6 thoughts on “Will the real Cecil Guinness please stand up?

    1. Some time in 2021 – and I have a suspicion it’s going to be quite expensive, as it’s closing on on 300,000 words …

      1. Martyn –

        I’m sure it will be worth the price asked. It’s a book that needed to be written, because, as things stand, we really don’t know all that much about (arguably) the most important beer that ever existed. I do hope there’ll be something on the Rodenbach connection.

  1. This is really interesting. Maybe you could run the photo’s through some of the online facial recognition software programs and see if it turns up a comparison hit for the different photos? Also, I found a 1948 Current Biography for Arthur (Rundell) Guinness and it mentions Cecil Guinness as being a pioneer in slum abolishment. I’m not having my sharpest day so I’m still trying to figure out the people and connection at work here in your research. If I make a little family tree graphic I may see it more clearly. Ha ha.
    https://archive.org/details/currentbiography1948hwwi/page/262/mode/2up?q=%22Arthur+Cecil+Guinness%22

    1. The “Arthur Cecil Guinness” that Current Biography mentions is in fact Edward Cecil – and that’s not the only error there. Benjamin Guinness was the first Arthur’s grandson, and son of Arthur II, not Arthur I’s son, and the first Lord Iveagh was thus Arthur I’s great-grandson. Arthur Rundell is the grandfather of Sabrina Guinness, one of Prince Charles’s ex-girlfriends, bwho is now married to Tom Stoppard, the playwright … I drew up a massive Guinness family tree, as the only way to keep track of them all – it gets exceedingly com0licated, because they kept marrying each other …

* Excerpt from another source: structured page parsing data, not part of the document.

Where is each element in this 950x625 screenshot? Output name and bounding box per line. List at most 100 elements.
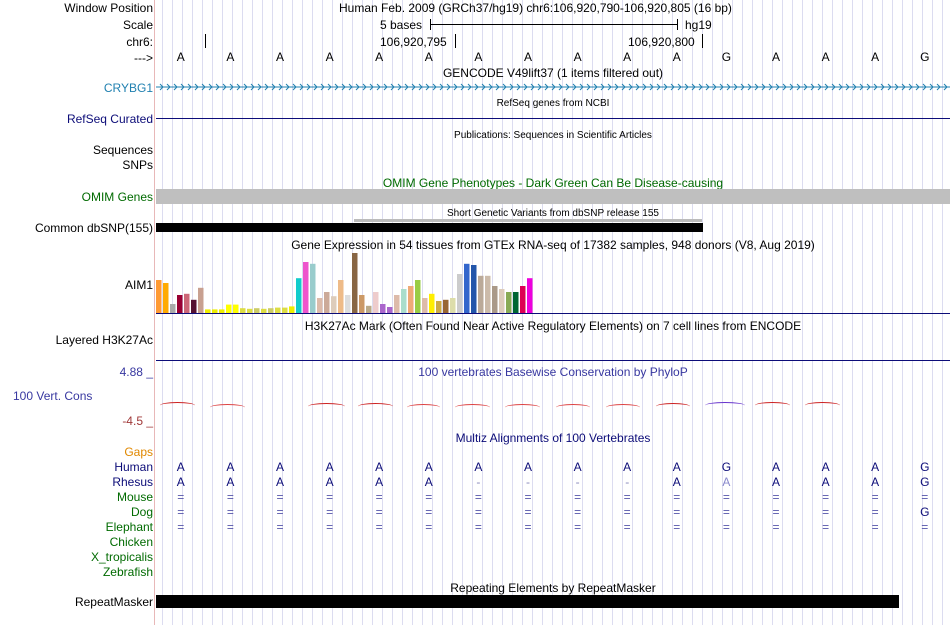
gtex-tissue-bar[interactable] <box>191 299 197 313</box>
gtex-tissue-bar[interactable] <box>513 292 519 313</box>
aligned-base: A <box>325 475 334 489</box>
species-label[interactable]: Chicken <box>109 535 153 549</box>
gtex-tissue-bar[interactable] <box>177 295 183 313</box>
aligned-base: = <box>574 505 582 519</box>
species-label[interactable]: Mouse <box>116 490 153 504</box>
gtex-tissue-bar[interactable] <box>205 309 211 313</box>
dbsnp-variant-bar[interactable] <box>156 223 703 232</box>
gencode-gene-feature[interactable] <box>156 80 950 94</box>
coord-left: 106,920,795 <box>380 35 447 49</box>
gtex-tissue-bar[interactable] <box>261 308 267 313</box>
gtex-tissue-bar[interactable] <box>163 283 169 313</box>
refseq-label[interactable]: RefSeq Curated <box>66 112 153 126</box>
gtex-tissue-bar[interactable] <box>338 280 344 313</box>
species-label[interactable]: Elephant <box>105 520 153 534</box>
gtex-tissue-bar[interactable] <box>310 263 316 313</box>
gtex-tissue-bar[interactable] <box>415 280 421 313</box>
window-position-value[interactable]: Human Feb. 2009 (GRCh37/hg19) chr6:106,9… <box>339 1 732 15</box>
multiz-title: Multiz Alignments of 100 Vertebrates <box>455 431 651 445</box>
gtex-tissue-bar[interactable] <box>450 298 456 313</box>
species-label[interactable]: Zebrafish <box>102 565 153 579</box>
h3k27ac-label[interactable]: Layered H3K27Ac <box>55 333 153 347</box>
gtex-tissue-bar[interactable] <box>520 286 526 313</box>
aligned-base: = <box>474 490 482 504</box>
strand-chevron <box>460 83 465 91</box>
gtex-tissue-bar[interactable] <box>198 287 204 313</box>
gtex-tissue-bar[interactable] <box>240 308 246 313</box>
scale-label: Scale <box>122 18 153 32</box>
refseq-feature[interactable] <box>156 118 950 119</box>
gtex-tissue-bar[interactable] <box>289 306 295 313</box>
gtex-tissue-bar[interactable] <box>387 307 393 313</box>
gtex-gene-label[interactable]: AIM1 <box>124 278 153 292</box>
gtex-tissue-bar[interactable] <box>345 295 351 313</box>
gtex-tissue-bar[interactable] <box>303 262 309 313</box>
gencode-gene-label[interactable]: CRYBG1 <box>103 81 153 95</box>
publications-label-sequences[interactable]: Sequences <box>92 143 153 157</box>
species-label[interactable]: X_tropicalis <box>90 550 153 564</box>
species-label[interactable]: Human <box>114 460 153 474</box>
grid-line <box>722 0 723 625</box>
gencode-title: GENCODE V49lift37 (1 items filtered out) <box>442 66 664 80</box>
strand-chevron <box>467 83 472 91</box>
gtex-tissue-bar[interactable] <box>184 293 190 313</box>
gtex-tissue-bar[interactable] <box>317 298 323 313</box>
gtex-tissue-bar[interactable] <box>247 308 253 313</box>
gtex-tissue-bar[interactable] <box>471 265 477 313</box>
dbsnp-variant-overlay <box>354 219 702 222</box>
gtex-tissue-bar[interactable] <box>352 253 358 313</box>
gtex-tissue-bar[interactable] <box>275 307 281 313</box>
gtex-tissue-bar[interactable] <box>331 296 337 313</box>
gtex-tissue-bar[interactable] <box>478 275 484 313</box>
publications-label-snps[interactable]: SNPs <box>122 158 153 172</box>
omim-label[interactable]: OMIM Genes <box>81 190 153 204</box>
grid-line <box>682 0 683 625</box>
phylop-label[interactable]: 100 Vert. Cons <box>13 389 93 403</box>
gtex-tissue-bar[interactable] <box>408 286 414 313</box>
aligned-base: = <box>623 490 631 504</box>
gtex-tissue-bar[interactable] <box>366 305 372 313</box>
gtex-tissue-bar[interactable] <box>268 308 274 313</box>
reference-base: A <box>523 50 532 64</box>
grid-line <box>922 0 923 625</box>
gtex-bar-chart[interactable] <box>156 252 556 314</box>
gtex-tissue-bar[interactable] <box>401 289 407 313</box>
strand-chevron <box>558 83 563 91</box>
gtex-tissue-bar[interactable] <box>170 304 176 313</box>
species-label[interactable]: Dog <box>130 505 153 519</box>
gtex-tissue-bar[interactable] <box>443 299 449 313</box>
gtex-tissue-bar[interactable] <box>212 309 218 313</box>
gtex-tissue-bar[interactable] <box>492 286 498 313</box>
gtex-tissue-bar[interactable] <box>324 292 330 313</box>
gtex-tissue-bar[interactable] <box>254 308 260 313</box>
gtex-tissue-bar[interactable] <box>429 293 435 313</box>
gtex-tissue-bar[interactable] <box>233 304 239 313</box>
gtex-tissue-bar[interactable] <box>394 295 400 313</box>
aligned-base: = <box>822 490 830 504</box>
gtex-tissue-bar[interactable] <box>282 307 288 313</box>
repeatmasker-label[interactable]: RepeatMasker <box>74 595 153 609</box>
gtex-tissue-bar[interactable] <box>359 295 365 313</box>
gtex-tissue-bar[interactable] <box>219 309 225 313</box>
gtex-tissue-bar[interactable] <box>226 304 232 313</box>
dbsnp-label[interactable]: Common dbSNP(155) <box>34 221 153 235</box>
gtex-tissue-bar[interactable] <box>506 292 512 313</box>
gtex-tissue-bar[interactable] <box>380 304 386 313</box>
gtex-tissue-bar[interactable] <box>436 301 442 313</box>
gtex-tissue-bar[interactable] <box>373 292 379 313</box>
multiz-gaps-label[interactable]: Gaps <box>124 445 153 459</box>
gtex-tissue-bar[interactable] <box>296 278 302 313</box>
gtex-tissue-bar[interactable] <box>464 263 470 313</box>
gtex-tissue-bar[interactable] <box>485 275 491 313</box>
aligned-base: A <box>474 460 483 474</box>
gtex-tissue-bar[interactable] <box>499 289 505 313</box>
gtex-tissue-bar[interactable] <box>527 278 533 313</box>
gtex-tissue-bar[interactable] <box>422 298 428 313</box>
gtex-tissue-bar[interactable] <box>156 280 162 313</box>
aligned-base: = <box>375 520 383 534</box>
omim-feature-bar[interactable] <box>156 189 950 204</box>
gtex-tissue-bar[interactable] <box>457 274 463 313</box>
repeatmasker-element[interactable] <box>156 595 899 608</box>
aligned-base: = <box>177 520 185 534</box>
species-label[interactable]: Rhesus <box>112 475 153 489</box>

      1. I knew you would find holes in that biography! I’ve been looking at other photos online and to me the photo you have bears a strong resemblance to Edward Cecil and also a little to younger images of Arthur Guinness, 1st Baron Ardilaun. Also, if you look at photos of Edward Cecil’s son Rupert Guinness, 2nd Earl of Iveagh, he has that same jaw line. It has an unusual shape to me like a boomerang. With that said all the images of Cecil Guinness online he seems to have thin lips and that jaw much like your photo. The younger Edward Cecil photo wearing the top hat seems like the odd photo out with those fuller red lips. I’m trying to do some facial comparison analysis but the Microsoft program I have used in the past it is still free but now you have to give them credit card information which I’m not keen on doing. The program would compare photos and give a percentage of being a family member, the same person, or no relation. It’s now called Microsoft Azure Face. So your contention is that the photo you have is Arthur Cecil Guinness who has very few photos to conduct research? Maybe check with Marsh’s Library in Dublin since the Guinness family helped restore the library and donated personal material which may include photos.